Женька тоже встал и решил напоследок еще раз попытать счастья. Он кивнул в сторону стойки бара.
– Может, шеф, все-таки плеснешь чего-нибудь?
– Не дождешься. У меня тут не дом призрения. Плесну лишь тогда, когда заслужишь, – он указал рукой на стоящий у стенки баул. – Возьми. Там подручные средства и спецодежда сотрудника частного охранного предприятия. Завтра – за работу. Хватит сидеть на казенных харчах.
Глава 3. Депутат
1
Евгений Дмитриевич Шилов, депутат городской Думы, поднялся к себе на второй этаж, открыл ключом дверь кабинета, вошел, приблизился к рабочему столу и, заметив на столешнице пылинки, скривился.
– Сволочи! Все хотят хорошо жрать, но не хотят хорошо работать, – произнес он вслух и добавил. – Придется свою уборщицу нанять.
Он грузно опустился в кожаное кресло с высокой спинкой: кресло под ним издало жалобный визг. Шилов вновь сгримасничал. Он потянулся к перекидному календарю, ручкой, лежавшей перед ним, сделал запись: «Завхоз! Новое кресло!!!» Три восклицательных знака означали, что депутат возмущен до предела.
Лежавший в правом кармане пиджака мобильный телефон подал свой голос.
– Да… Ты где?.. Здесь?.. Само собой, жду… Сейчас, вишь ты! До пленарного заседания – всего ничего.
Выключил телефон и отложил в сторону. Встал. Подошел к холодильнику. Открыл. Взял бутылку пива «Балтика», повертел в нерешительности в руках и вернул на место.

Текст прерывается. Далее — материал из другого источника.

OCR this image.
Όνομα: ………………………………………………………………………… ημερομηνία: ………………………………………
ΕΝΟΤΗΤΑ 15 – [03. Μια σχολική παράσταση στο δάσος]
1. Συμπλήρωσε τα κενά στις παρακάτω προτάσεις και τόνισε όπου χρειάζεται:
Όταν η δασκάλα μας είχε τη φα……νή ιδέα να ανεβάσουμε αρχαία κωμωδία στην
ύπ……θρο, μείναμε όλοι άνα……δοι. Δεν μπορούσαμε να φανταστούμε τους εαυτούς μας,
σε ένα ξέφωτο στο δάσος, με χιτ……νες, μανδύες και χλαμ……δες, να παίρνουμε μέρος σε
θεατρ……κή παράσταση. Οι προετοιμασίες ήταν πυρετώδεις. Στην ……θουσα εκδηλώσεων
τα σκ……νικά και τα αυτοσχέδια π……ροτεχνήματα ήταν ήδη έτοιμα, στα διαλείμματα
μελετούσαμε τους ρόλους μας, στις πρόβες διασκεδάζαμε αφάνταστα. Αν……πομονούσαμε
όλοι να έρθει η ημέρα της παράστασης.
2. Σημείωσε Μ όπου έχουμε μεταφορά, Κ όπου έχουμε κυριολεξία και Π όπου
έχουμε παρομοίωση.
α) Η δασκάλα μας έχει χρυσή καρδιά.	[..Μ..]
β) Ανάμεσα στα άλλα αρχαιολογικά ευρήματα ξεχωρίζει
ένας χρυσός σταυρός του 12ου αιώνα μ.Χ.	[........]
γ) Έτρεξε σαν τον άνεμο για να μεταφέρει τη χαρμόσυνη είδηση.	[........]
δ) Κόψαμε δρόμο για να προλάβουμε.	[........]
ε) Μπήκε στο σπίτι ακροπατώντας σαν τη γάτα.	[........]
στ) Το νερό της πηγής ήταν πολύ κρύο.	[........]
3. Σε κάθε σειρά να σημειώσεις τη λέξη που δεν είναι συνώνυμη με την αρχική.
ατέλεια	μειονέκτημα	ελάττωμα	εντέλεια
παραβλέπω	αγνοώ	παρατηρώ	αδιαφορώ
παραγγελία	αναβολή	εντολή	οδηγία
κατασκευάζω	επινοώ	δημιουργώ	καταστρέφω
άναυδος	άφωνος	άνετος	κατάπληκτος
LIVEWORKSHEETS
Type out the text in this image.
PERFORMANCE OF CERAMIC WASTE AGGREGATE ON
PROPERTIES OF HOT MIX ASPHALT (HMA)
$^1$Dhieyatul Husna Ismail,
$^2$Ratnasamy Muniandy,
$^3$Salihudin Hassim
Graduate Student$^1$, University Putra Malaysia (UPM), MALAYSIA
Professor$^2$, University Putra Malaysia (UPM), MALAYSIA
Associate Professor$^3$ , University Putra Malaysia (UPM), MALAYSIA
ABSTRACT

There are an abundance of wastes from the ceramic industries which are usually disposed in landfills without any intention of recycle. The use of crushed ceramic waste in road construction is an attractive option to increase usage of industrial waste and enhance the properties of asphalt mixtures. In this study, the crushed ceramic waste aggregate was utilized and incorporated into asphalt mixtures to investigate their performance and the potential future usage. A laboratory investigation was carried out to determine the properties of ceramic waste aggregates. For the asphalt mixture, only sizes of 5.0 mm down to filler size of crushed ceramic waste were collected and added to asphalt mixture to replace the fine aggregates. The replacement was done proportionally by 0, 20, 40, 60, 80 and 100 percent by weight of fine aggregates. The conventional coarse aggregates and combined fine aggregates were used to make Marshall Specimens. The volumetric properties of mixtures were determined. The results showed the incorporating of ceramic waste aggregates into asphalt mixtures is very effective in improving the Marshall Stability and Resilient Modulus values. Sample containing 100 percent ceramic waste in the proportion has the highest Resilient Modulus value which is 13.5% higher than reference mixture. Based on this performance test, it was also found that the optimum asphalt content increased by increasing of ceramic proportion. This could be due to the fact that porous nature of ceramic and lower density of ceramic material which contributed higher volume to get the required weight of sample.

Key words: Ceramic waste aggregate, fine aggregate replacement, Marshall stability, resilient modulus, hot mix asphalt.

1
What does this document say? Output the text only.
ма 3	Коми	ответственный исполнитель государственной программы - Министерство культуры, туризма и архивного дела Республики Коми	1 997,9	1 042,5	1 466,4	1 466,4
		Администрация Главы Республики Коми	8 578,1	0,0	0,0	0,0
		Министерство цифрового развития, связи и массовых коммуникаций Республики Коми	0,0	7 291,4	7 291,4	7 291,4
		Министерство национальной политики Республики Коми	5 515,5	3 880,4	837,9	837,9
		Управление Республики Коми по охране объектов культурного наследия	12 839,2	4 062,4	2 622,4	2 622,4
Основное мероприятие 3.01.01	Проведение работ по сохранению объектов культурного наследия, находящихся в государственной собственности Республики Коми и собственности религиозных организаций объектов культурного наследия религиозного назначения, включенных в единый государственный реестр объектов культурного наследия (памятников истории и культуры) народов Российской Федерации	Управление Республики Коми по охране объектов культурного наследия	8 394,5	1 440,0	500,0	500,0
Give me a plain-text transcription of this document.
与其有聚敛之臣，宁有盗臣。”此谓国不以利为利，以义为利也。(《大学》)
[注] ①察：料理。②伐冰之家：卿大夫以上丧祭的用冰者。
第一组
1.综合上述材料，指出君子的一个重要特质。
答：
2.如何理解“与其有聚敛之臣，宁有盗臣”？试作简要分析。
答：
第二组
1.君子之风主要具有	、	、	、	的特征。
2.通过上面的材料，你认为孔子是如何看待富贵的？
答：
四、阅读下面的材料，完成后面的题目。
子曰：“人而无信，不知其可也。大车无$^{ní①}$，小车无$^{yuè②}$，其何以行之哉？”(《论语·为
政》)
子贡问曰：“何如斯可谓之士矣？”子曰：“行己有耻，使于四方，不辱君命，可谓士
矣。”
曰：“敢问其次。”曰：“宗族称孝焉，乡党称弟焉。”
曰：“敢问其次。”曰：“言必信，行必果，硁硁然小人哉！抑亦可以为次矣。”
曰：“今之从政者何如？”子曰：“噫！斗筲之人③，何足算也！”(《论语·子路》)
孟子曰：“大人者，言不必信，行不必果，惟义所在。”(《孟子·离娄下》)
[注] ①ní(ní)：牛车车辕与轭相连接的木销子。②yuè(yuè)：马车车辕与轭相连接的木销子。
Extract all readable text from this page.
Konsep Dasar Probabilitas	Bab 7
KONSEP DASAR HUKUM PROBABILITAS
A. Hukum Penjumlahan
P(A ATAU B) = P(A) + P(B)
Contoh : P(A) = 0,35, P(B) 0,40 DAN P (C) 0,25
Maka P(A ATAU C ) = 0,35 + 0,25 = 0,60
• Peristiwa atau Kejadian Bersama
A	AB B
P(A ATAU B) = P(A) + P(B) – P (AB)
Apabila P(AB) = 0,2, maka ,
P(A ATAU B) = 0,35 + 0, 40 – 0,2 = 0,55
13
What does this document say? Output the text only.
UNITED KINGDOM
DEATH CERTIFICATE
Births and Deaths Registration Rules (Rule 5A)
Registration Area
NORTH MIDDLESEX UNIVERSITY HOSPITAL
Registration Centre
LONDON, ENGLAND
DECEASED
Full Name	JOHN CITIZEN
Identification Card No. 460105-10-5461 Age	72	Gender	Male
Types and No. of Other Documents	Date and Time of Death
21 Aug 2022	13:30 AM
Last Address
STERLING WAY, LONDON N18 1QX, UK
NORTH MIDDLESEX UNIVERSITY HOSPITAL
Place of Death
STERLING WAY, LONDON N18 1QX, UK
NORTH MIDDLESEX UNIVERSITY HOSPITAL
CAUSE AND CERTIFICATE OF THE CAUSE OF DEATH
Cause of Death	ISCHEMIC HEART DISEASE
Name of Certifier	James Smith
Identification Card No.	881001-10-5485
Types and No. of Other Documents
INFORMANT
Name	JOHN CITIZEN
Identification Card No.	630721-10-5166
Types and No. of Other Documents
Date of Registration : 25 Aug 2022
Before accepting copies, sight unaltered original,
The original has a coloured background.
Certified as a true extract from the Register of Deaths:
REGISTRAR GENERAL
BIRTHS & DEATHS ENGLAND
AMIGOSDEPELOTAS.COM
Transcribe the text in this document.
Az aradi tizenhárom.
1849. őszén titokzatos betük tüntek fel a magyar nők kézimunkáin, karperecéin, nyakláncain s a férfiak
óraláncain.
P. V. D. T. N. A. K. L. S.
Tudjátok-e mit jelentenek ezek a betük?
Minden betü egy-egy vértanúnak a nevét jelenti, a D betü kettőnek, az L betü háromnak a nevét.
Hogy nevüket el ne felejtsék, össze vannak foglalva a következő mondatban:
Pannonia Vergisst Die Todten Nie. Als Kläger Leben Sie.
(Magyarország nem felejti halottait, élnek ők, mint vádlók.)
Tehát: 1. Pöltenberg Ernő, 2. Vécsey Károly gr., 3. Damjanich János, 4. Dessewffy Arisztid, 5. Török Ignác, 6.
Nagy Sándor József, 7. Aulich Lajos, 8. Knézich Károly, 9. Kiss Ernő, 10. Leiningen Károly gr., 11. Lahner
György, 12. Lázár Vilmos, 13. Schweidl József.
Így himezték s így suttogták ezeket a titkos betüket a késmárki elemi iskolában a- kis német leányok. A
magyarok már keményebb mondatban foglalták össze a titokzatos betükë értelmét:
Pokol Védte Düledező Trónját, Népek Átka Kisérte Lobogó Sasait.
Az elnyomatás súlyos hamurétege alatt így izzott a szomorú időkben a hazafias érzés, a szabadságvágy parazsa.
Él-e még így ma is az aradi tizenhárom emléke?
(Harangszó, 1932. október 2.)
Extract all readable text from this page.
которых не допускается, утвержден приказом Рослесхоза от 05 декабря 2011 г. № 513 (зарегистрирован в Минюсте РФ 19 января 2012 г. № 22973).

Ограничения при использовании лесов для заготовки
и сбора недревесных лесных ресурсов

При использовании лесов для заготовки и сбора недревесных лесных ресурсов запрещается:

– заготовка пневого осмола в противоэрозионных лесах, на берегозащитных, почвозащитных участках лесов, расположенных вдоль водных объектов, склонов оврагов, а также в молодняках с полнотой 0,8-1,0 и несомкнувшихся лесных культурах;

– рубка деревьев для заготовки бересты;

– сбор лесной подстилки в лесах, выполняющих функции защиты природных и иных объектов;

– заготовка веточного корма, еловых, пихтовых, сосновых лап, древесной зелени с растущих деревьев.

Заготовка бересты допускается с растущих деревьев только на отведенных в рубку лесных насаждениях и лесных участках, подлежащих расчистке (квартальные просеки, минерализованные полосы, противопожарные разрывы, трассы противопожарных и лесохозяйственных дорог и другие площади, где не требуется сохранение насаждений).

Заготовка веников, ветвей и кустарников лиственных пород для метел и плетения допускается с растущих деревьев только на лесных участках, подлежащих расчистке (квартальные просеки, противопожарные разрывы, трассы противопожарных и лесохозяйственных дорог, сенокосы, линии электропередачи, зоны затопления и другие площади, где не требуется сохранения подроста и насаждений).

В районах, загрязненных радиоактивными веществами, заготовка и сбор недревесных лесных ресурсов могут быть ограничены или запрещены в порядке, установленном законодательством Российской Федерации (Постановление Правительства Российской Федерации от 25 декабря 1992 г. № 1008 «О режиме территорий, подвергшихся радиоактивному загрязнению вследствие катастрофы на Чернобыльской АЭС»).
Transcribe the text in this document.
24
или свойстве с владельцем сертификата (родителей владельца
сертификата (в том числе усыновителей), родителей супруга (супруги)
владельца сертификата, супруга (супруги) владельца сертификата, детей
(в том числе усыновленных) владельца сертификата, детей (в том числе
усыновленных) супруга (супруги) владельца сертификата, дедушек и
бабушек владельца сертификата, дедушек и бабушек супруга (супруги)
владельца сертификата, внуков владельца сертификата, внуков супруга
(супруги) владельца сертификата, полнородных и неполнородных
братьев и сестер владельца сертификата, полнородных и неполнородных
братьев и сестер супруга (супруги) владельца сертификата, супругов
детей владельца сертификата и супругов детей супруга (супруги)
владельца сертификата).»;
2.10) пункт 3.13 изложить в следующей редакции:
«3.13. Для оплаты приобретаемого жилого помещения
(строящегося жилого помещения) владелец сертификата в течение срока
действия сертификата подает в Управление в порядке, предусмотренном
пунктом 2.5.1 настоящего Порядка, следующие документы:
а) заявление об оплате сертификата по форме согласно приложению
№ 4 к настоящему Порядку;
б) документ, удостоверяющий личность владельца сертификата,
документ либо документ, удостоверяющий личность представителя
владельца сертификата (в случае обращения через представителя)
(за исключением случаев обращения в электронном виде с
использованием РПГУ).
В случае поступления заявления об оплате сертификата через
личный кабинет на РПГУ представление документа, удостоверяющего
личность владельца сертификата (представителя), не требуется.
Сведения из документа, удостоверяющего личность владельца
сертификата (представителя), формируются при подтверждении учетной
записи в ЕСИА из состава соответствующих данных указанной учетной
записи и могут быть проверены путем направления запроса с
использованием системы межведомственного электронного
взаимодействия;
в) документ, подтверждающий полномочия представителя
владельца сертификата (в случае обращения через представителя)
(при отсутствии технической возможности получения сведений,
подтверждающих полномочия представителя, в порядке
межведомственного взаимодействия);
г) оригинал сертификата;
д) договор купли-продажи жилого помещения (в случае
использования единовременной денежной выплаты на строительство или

Достал бутылку «Обуховской». Налил полный стакан и выпил. Потом еще налил стакан и выпил. Крякнул и вернулся на место. Кресло опять запищало. Он вновь сгримасничал.
Сегодня он болезненно реагирует на любую мелочь. Потому что встал с головной болью. Вчера он с приятелями выезжал на природу. Там были его фирменные шашлычки. Не те шашлыки, что продаются на каждом шагу, приготовленные либо из свинины, либо из говядины. Его шашлыки были настоящие, то есть из молодого барашка. Ну, а где шашлычки, там и его любимая водочка «Кристалл». Опять-таки не та водка, которую продают везде, а та, московского разлива, доставленная ему из столицы. Москвичи, даже в условиях рынка, остаются людьми, по его мнению, ушлыми: себя считают элитой, гурманами, а потому им – все самое качественное; в провинцию же отправляют по безумным ценам, так сказать, второсортное.
Короче, набрались к вечеру. Он – тоже. В чем, в чем, а в этом он никому не уступает. Перебрав, вчера, сегодня болеет. Полечиться бы, но нельзя: сегодня у него день ответственный. Он должен на пленарном заседании городской Думы всем утереть носы. Убедительно показать, что могут деловые люди из частного бизнеса и чего никогда не смогут коррумпированные и крайне ленивые толстозадые представители муниципальной власти.
Он достал из стола баночку с вьетнамским бальзамом, потер виски, почувствовал сразу же холодок и некоторое ослабление головной боли.
В кабинет кошачьей походкой вошел его помощник, под два метра ростом, но страшно худющий, кожа да кости. Остронос. Бегающий и хитрый взгляд карих глаз. На голове редкие рыжеватые волосы тщательно прилизаны. Ему двадцать четыре. Почти два года назад закончил факультет журналистики Уральского госуниверситета. Основное место работы – редакция городской газеты «Тагильский труженик».
Он входил в предвыборный штаб. Там и попал на глаза Шилову, который сразу обратил внимание на шустрого паренька. «Проныра, – подумал Шилов. – Он-то мне и нужен». После победы на выборах официально взял себе в помощники. Разумеется, по совместительству. Шилову не выгодно было, чтобы он уходил из «Тагильского труженика» – как-никак, а самая тиражная и наиболее (по-прежнему) популярная газета в городе. Не горел желанием уходить и молодой журналист. Причины были. Нет, не материальные. Одна из самых весомых причин – он являл собой третье поколение журналистов, работающих в «Тагильском труженике».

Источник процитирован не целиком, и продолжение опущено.